La société [F] [N] Consulting a remis à la S.A.S [S] & Co ledit véhicule pour la participation de cette dernière à la course [Localité 4] CLASSIC édition 2023.
Par ordonnance du 29 mars 2024, le juge de l’exécution près le tribunal judiciaire de Toulouse a ordonné la saisie conservatoire portant sur ce véhicule.
Par ordonnance du 24 juillet 2024, le juge de l’exécution près le tribunal judiciaire de Toulouse a ordonné la restitution du véhicule sans délai.
Par ordonnance du 1er octobre 2024, le juge de l’exécution près le tribunal judiciaire de Bordeaux a ordonné à la S.A.S [S] & Co la restitution immédiate du véhicule avec le concours de la force publique, d’un serrurier et d’une voiture plateau.
Par jugement en date du 20 mars 2025, le tribunal judiciaire de Bordeaux a :
— condamné la S.A.S [S] & Co à restituer le véhicule Ford GT 40 Chassis# P1113, à ses frais et sous sa responsabilité, à son propriétaire M. [K] [P], sous astreinte provisoire de 3.000 euros par jour de compter de l’expiration d’un délai de 7 jours suivant la signification du présent jugement pendant 3 mois,
— constaté que cette restitution constitue une cause légitime au déplacement du bien saisi conformément à l’article R221-13 du code de procédures civiles d’exécution,
— rejeté la demande de dommages et intérêts formée par M. [K] [P] au titre de la résistance abusive,
— constaté que cette rétractation de la mesure de saisie-appréhension du véhicule ordonnée par le juge de l’exécution de [Localité 3] est sans objet,
— condamné la S.A.S [S] & Co aux dépens,
— condamné la S.A.S [S] & Co à verser à M. [K] [P] la somme de 1.800 euros au titre de l’article 700 du code de procédure civile,
— rejeté la demande de la S.A.S [S] & Co formée de ce chef,
— rappelé que la présente décision est exécutoire par provision.
La S.A.S [S] & Co a interjeté appel de la décision du 20 mars 2025 suivant déclaration en date du 10 avril 2025.
Par acte de commissaire de justice en date du 14 avril 2025, la S.A.S [S] & Co a fait assigner M. [K] [P] en référé aux fins de voir ordonner l’arrêt de l’exécution provisoire de la décision dont appel et obtenir sa condamnation aux dépens et à lui payer 2.000 € au titre des dispositions de l’article 700 du code de procédure civile.

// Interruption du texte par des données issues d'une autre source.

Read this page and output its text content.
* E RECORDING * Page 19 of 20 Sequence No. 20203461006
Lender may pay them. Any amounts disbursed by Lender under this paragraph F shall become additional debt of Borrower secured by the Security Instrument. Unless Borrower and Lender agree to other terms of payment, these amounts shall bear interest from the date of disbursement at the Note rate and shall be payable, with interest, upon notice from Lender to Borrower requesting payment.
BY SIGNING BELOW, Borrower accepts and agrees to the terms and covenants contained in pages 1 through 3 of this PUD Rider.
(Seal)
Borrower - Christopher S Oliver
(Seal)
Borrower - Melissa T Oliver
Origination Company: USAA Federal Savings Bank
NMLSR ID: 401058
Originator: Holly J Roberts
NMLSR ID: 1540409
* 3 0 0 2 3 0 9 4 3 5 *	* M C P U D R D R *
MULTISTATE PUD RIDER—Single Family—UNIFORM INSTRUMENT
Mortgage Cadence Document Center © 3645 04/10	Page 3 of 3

Elle soutient qu’il existe des moyens sérieux de réformation du jugement en ce que M. [F] [N] revendique la propriété dudit véhicule depuis 2022, disposant de différents passeports du véhicule délivrés à son nom, qu’en matière mobilière la possession vaut titre et que M. [K] [P] ne démontre pas être le propriétaire du véhicule. Elle précise que M. [K] [P] produit un acte de vente intitulé « bill of sale » dont l’authenticité est contestée et qu’il ne rapporte pas la preuve du paiement des droits de douanes obligatoires ni d’un contrat d’assurance.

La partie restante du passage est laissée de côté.